Just as Al Green’s “Back Up Train” was pulling out of Grand Rapids, Michigan, for a whistle stop tour to the top of the charts, producer Palmer James began eyeing another Furniture City branch line: The TMG’s. Founded by 13 year-old Tommy McGee, the septet blew out three organ-funk 45s in the late ’60s before Palmer convinced McGee to step out from behind the B-3 and let his falsetto shine. Tracking began on his debut LP in December 1969 at Cinema Sound, backed by a host of Detroit ringers and ex-TMG’s alike. When Palmer’s cash ran out midway through the sessions, the album was put on ice.

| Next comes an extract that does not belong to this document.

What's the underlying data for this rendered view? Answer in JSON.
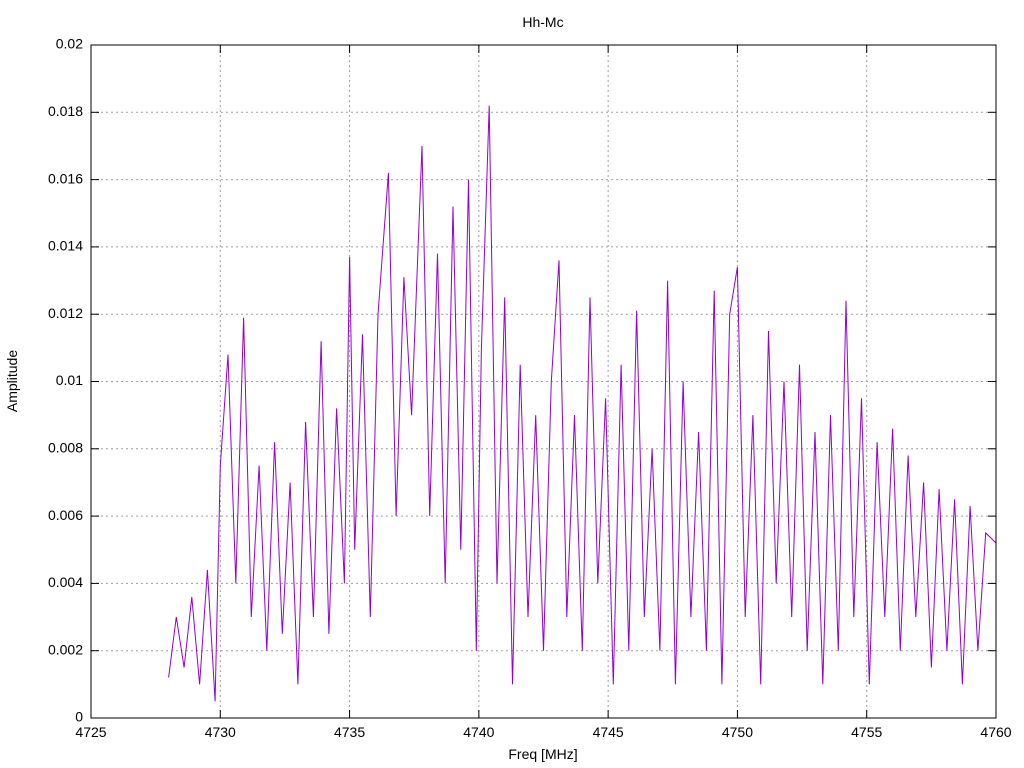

After a brief stint in Philly and an even briefer one on Mercury Records, McGee returned to Grand Rapids to put the finishing touches on his magnum opus.
Palmer James had followed his first protege closely, and employed several of I’m Still In Love With You’s tricks on Positive-Negative. “To Make You Happy” came straight out of the Howard Grimes school of wrinkle-free soul drumming. Guitarist Charles Smith did his best Teenie Hodges impression on “Come On.” Arranger Eddie Hollis used the Grand Rapids Symphony Orchestra as a perfect foil to Green’s use of the Memphis Brass.
Issued on McGee’s own MTMG imprint in 1976, Positive-Negative’s 500 copies stretched out across western Michigan and into Chicago’s southside. After Brunswick Records took notice, the LP was shelved in favor of a more modern follow up that would never materialize. McGee’s career sputtered throughout the ’80s, and by the end of the decade he had ceased recording and performing entirely. 40 years since arriving five years too late, Tommy McGee’s Positive-Negative has been remastered and replicated down to the tiniest of typesetting mistake.